Things arguably started to change in 2008 with an unlikely project – the renovation of the Bijenkorf restaurant. Once the province of the blue rinse set, it was transformed by local bureau Concrete into a stylish eatery with shades of London’s Harvey Nics (curiously, the even newer ground floor renovation is a virtual carbon copy of Selfridge’s).

Admittedly, there is a spattering of haughty, interior-design-lead restaurants around town (where there’s often an inverse relationship between great design and great food), but the Bijenkorf was one of the first public spaces in the city to put the buzz back in the beehive. Bo Cinq opened in 2009, which harks of New York’s Meatpacking District. With it, there was a growing sense that something was in the air.

“All signs point to the Dutch going from no frills to more frills”

More recently – and in increasingly rapid succession, it seems – institutions like The Hermitage (2009), the EYE and Stedelijk (both 2012) have burst open their doors to much acclaim (although the latter, for all its contemporary flair, did receive an arch review in the Amsterdam-obsessed New York Times). With their emphasis on grandeur and expansive spaces as opposed to the usual shoebox chic, these projects have each raised the bar when it comes to architecture and interiors in the capital.

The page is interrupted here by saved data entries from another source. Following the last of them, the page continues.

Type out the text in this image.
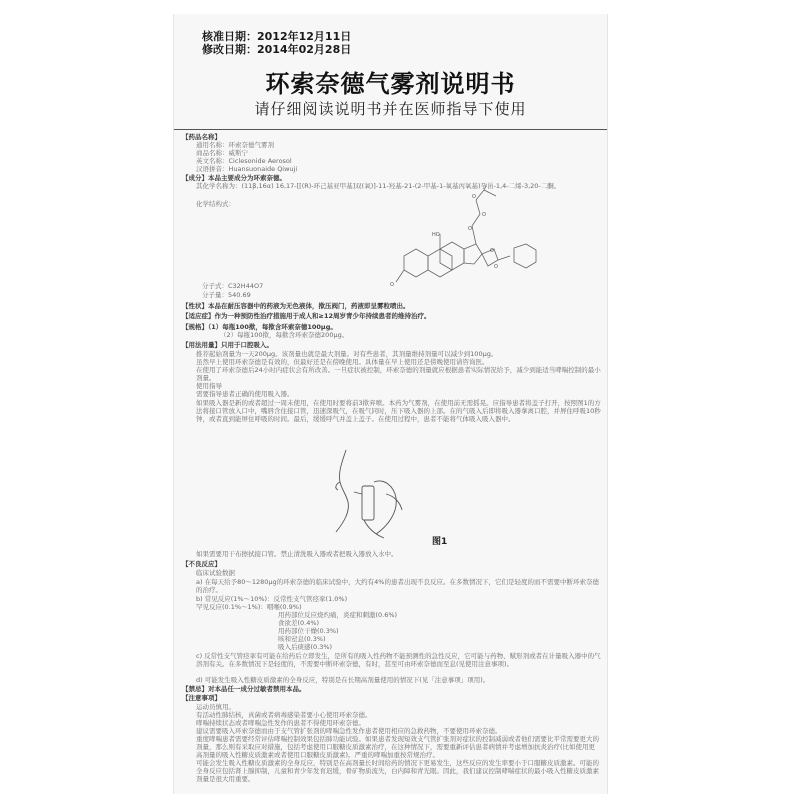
核准日期：2012年12月11日
修改日期：2014年02月28日
环索奈德气雾剂说明书
请仔细阅读说明书并在医师指导下使用
O
HO
O
O
O
O
O
图1
【药品名称】
通用名称：环索奈德气雾剂
商品名称：威斯宁
英文名称：Ciclesonide Aerosol
汉语拼音：Huansuonaide Qiwuji
【成分】本品主要成分为环索奈德。
其化学名称为：(11β,16α) 16,17-[[(R)-环己基亚甲基]双(氧)]-11-羟基-21-(2-甲基-1-氧基丙氧基)孕甾-1,4-二烯-3,20-二酮。
化学结构式：
分子式：C32H44O7
分子量：540.69
【性状】本品在耐压容器中的药液为无色液体，揿压阀门，药液即呈雾粒喷出。
【适应症】作为一种预防性治疗措施用于成人和≥12周岁青少年持续患者的维持治疗。
【规格】（1）每瓶100揿，每揿含环索奈德100μg。
（2）每瓶100揿，每揿含环索奈德200μg。
【用法用量】只用于口腔吸入。
推荐起始剂量为一天200μg。该剂量也就是最大剂量。对有些患者，其剂量维持剂量可以减少到100μg。
虽然早上使用环索奈德是有效的，但最好还是在傍晚使用。具体量在早上使用还是傍晚使用请咨询医。
在使用了环索奈德后24小时内症状会有所改善。一旦症状被控制，环索奈德的剂量就应根据患者实际情况给予，减少到能适当哮喘控制的最小剂量。
使用指导
需要指导患者正确的使用吸入器。
如果吸入器是新的或者超过一周未使用，在使用时要将前3揿弃喷。本药为气雾剂，在使用前无需摇晃。应指导患者将盖子打开，按照图1的方法将接口管放入口中，嘴唇含住接口管，迅速深吸气，在吸气同时，压下吸入器的上部。在的气吸入后即将吸入器拿离口腔，并屏住呼吸10秒钟，或者直到能屏住呼吸的时间。最后，缓缓呼气并盖上盖子。在使用过程中，患者不能将气体吸入吸入器中。
如果需要用干布擦拭接口管。禁止清洗吸入器或者把吸入器放入水中。
【不良反应】
临床试验数据
a) 在每天给予80～1280μg的环索奈德的临床试验中，大约有4%的患者出现不良反应。在多数情况下，它们是轻度的而不需要中断环索奈德的治疗。
b) 常见反应(1%～10%)：反常性支气管痉挛(1.0%)
罕见反应(0.1%～1%)：咽喉(0.9%)
用药部位反应烧灼痛，炎症和刺激(0.6%)
食欲差(0.4%)
用药部位干燥(0.3%)
咳和窒息(0.3%)
吸入后痰感(0.3%)
c) 反常性支气管痉挛有可能在给药后立即发生，是所有的吸入性药物不能预测性的急性反应，它可能与药物、赋形剂或者在计量吸入器中的气溶剂有关。在多数情况下是轻度的，不需要中断环索奈德，有时，甚至可由环索奈德而至息(见使用注意事项)。
d) 可能发生吸入性糖皮质激素的全身反应，特别是在长期高剂量使用的情况下(见「注意事项」项用)。
【禁忌】对本品任一成分过敏者禁用本品。
【注意事项】
运动员慎用。
有活动性肺结核，真菌或者病毒感染者要小心使用环索奈德。
哮喘持续状态或者哮喘急性发作的患者不得使用环索奈德。
建议需要吸入环索奈德而由于支气管扩张剂的哮喘急性发作患者使用相应的急救药物，不要使用环索奈德。
重度哮喘患者需要经常评估哮喘控制效果包括肺功能试验。如果患者发现短效支气管扩张剂对症状的控制减弱或者他们需要比平常需要更大的剂量，那么则有采取应对措施，包括考虑使用口服糖皮质激素治疗，在这种情况下，需要重新评估患者病情并考虑增加抗炎治疗(比如使用更高剂量的吸入性糖皮质激素或者使用口服糖皮质激素)。严重的哮喘加重按常规治疗。
可能会发生吸入性糖皮质激素的全身反应，特别是在高剂量长时间给药的情况下更易发生，这些反应的发生率要小于口服糖皮质激素。可能的全身反应包括肾上腺抑制，儿童和青少年发育迟缓，骨矿物质流失，白内障和青光眼。因此，我们建议控制哮喘症状的最小吸入性糖皮质激素剂量是很大用重要。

Together with the super-sleek Conservatorium Hotel (2011) and Marcel Wanders’ quintessentially quirky Andaz (2012), all signs point to the Dutch going from no frills to more frills (and with any luck) doing away with ‘doe eens normaal’ as a guiding principle altogether.

If all goes to plan (and large infrastructure projects often don’t in the Netherlands, leading to frustration locally and embarrassment on the international stage), a Waldorf-Astoria and 13 other new hotels are in store for next year. There’s a new Rijksmuseum scheduled this April and an updated Van Gogh Museum in May – one can only hope they don’t suffer the same fate as the jinxed Noord-Zuid metro line – all of which will combine to elevate Amsterdam to first-rate cosmopolitan metropolis.

I guess the final proof of Amsterdam’s step up is the arrival of coffee snobbery and the glut of artisanal espresso bars popping up around town. It was only the other day that I overheard a little Dutch biddy defiantly ordering a soy latte. Koffie verkeerd indeed.